Mitochondrial gene expression
Mitochondria have their own genome and an entirely separate set of transcription and translation machinery that expresses it. Much less is known about this machinery than about the machinery of the nuclear genome. In addition, mitochondria today are very far diverged from their prokaryotic ancestors. Mitochondrial gene expression appears to be a whole third system, distinct from both nuclear and prokaryotic systems.
All genes on the mitochondrial genome encode either components of either respiratory chain complexes or mitochondrial machinery itself (such as tRNAs and rRNAs for mitochrondrial ribosomes). Yet the respiratory chain complexes consist of a mix of mitochondrial-encoded and nuclear-encoded proteins.

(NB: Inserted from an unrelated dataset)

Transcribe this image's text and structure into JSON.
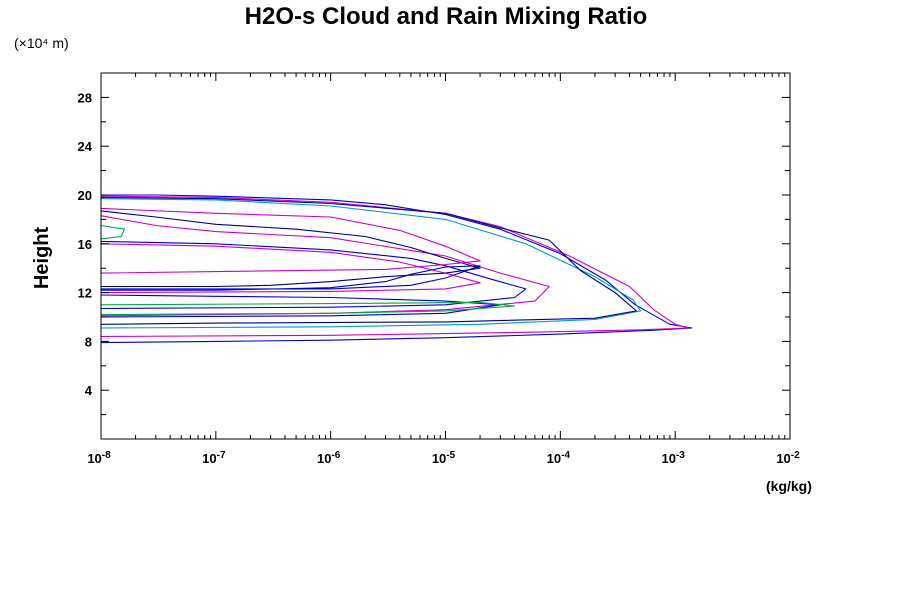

The S. cerevisiae mitochondrial genome, for instance, is 86kb and encodes just 8 protein-coding mRNAs, 2 rRNAs, 24 tRNAs and one RNAse P RNA. The mRNAs do not have 5’ caps, polyA tails, or Shine-Dalgarno sequence, and some even lack 3’UTRs. They’re polycistronic (each mRNA encodes >1 protein) and use a different genetic code than all other organisms (prokaryotic and eukaryotic) do. Fully 25% of the mitochondrial proteome (which includes nuclear-encoded proteins) on the “meta” work of maintaining and expressing the mitochondrial genome.
In humans, mtDNA is 16kb and contains 13 genes. Some cell types have 1000s of mitochondria per cell. Mitochondrial RNA polymerase consists of only 1 subunit. The mitochondrial ribosome is composed of 2:1 protein:RNA (the opposite ratio as the cytosolic ribosomes). There are only 3 mtDNA gene promoters, as the mRNAs are polycistronic, and there are a very limited set of transcription factors. The mtDNA genome is packaged with an organization factor called TFAM, rather than histones. Mitochondrial genes are very highly expressed. In some tissues (most notably heart), as much as 30% of mRNA is from mtDNA genes [Mercer 2011].